Europe especially Eastern Europe unaware of the hepatitis crisis

The number Europeans living with hepatitis B and C is growing, particularly in Eastern Europe. But access to treatments remains scarce, due to funding problems and a lack of awareness of the problem, say patient groups.

Over the past four decades, there has been a significant increase in Europeans affected by hepatitis B and C. These diseases kill around 120,000 people in Europe every year. However, in the case of hepatitis C, many are unaware that they have the disease, caused by a virus that primarily affects the liver, as hepatitis is often asymptomatic and progresses slowly.

While experts say that parts of Europe have good practice in terms of intervention, most countries face major challenges in delivering high-quality hepatitis care.

The World Health Organisation (WHO) has recommended that the EU and its member states develop and implement a hepatitis action plan that encompasses awareness, prevention and treatment across all relevant policy areas.

Therefore, in 2014, patient organisations such as the European Association for the Study of the Liver, the World Hepatitis Alliance and the European Liver Patients Association, and the pharmaceutical industry met and agreed to recommendations on how to combat hepatitis, and compiled them into a new report.

Currently, no global funding mechanism exists for hepatitis, as opposed to AIDS/HIV, tuberculosis and malaria, governments will have to find a lot of their funding for the disease domestically.

The report suggests that education and awareness raising among lawmakers, the general public and healthcare professionals is pivotal to improve the prevention and management of hepatitis C.
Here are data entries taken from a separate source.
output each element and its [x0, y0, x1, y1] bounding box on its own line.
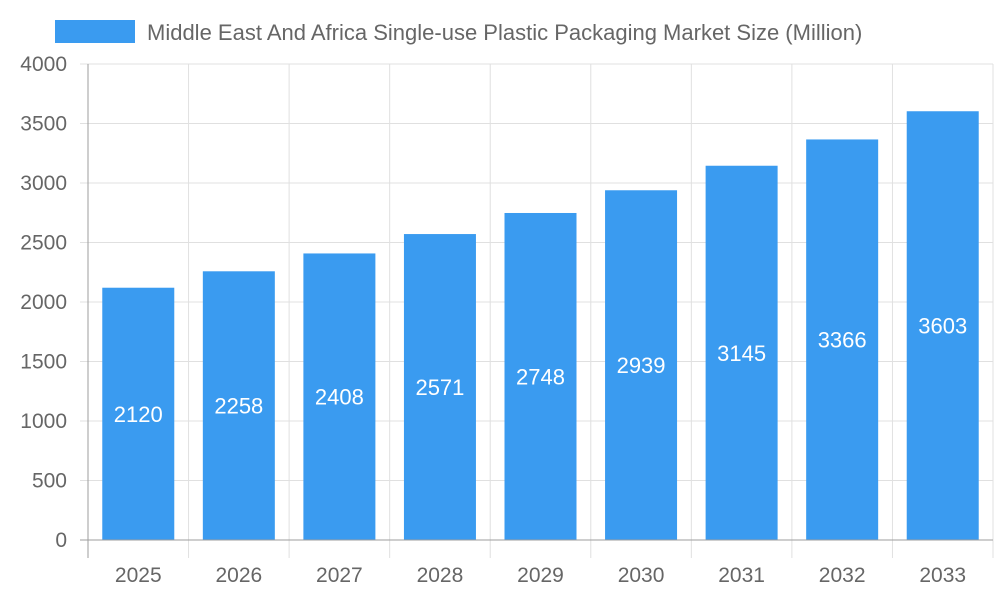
y-tick-label: 2500	[20, 232, 67, 255]
data-label-2025: 2120	[114, 402, 163, 427]
legend-label: Middle East And Africa Single-use Plasti…	[147, 20, 862, 45]
bar-2031	[705, 165, 778, 540]
bars: 2120 2258 2408 2571 2748 2939 3145 3366 3603	[102, 111, 979, 541]
x-tick-label: 2028	[417, 564, 464, 587]
y-tick-label: 500	[32, 470, 67, 493]
x-tick-label: 2030	[618, 564, 665, 587]
bar-2033	[906, 111, 979, 541]
data-label-2031: 3145	[717, 341, 766, 366]
data-label-2028: 2571	[415, 375, 464, 400]
x-tick-label: 2027	[316, 564, 363, 587]
y-tick-label: 2000	[20, 291, 67, 314]
x-tick-label: 2026	[215, 564, 262, 587]
bar-2026	[202, 271, 275, 540]
data-label-2029: 2748	[516, 364, 565, 389]
x-tick-label: 2025	[115, 564, 162, 587]
legend[interactable]: Middle East And Africa Single-use Plasti…	[55, 20, 862, 45]
axes: 0 500 1000 1500 2000 2500 3000 3500 4000 2025 2026…	[20, 53, 993, 587]
bar-2029	[504, 212, 577, 540]
y-tick-label: 4000	[20, 53, 67, 76]
legend-swatch	[55, 20, 135, 43]
x-tick-label: 2031	[718, 564, 765, 587]
x-tick-label: 2033	[919, 564, 966, 587]
y-tick-label: 1000	[20, 410, 67, 433]
bar-2032	[806, 139, 879, 541]
bar-2030	[605, 190, 678, 540]
y-tick-label: 0	[55, 529, 67, 552]
x-tick-label: 2032	[819, 564, 866, 587]
data-label-2027: 2408	[315, 385, 364, 410]
data-label-2030: 2939	[617, 353, 666, 378]
bar-2025	[102, 287, 175, 540]
x-tick-label: 2029	[517, 564, 564, 587]
data-label-2026: 2258	[214, 394, 263, 419]
data-label-2033: 3603	[918, 314, 967, 339]
bar-2028	[403, 234, 476, 540]
bar-2027	[303, 253, 376, 540]
data-label-2032: 3366	[818, 328, 867, 353]
y-tick-label: 1500	[20, 351, 67, 374]
y-tick-label: 3500	[20, 113, 67, 136]
y-tick-label: 3000	[20, 172, 67, 195]
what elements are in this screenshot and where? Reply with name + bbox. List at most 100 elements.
The links between hepatitis C and liver cancer should also be highlighted.

Concerns over Eastern Europe

In Europe, 13.3 million have hepatitis B, and 14 million are living with hepatitis C.

The European region is very diverse both in terms of the prevalence, with over 60% of the infected living in Eastern Europe and regarding recent infections. The rates are still going up there.

France and Romania are two good examples of the extreme situation in Europe, regarding the management of hepatitis C.

While France has implemented three consecutive national plans that call for efforts to prevent transmission, increase detection rates and access to treatment, Romania has no national plan, and detection and treatment rates are low.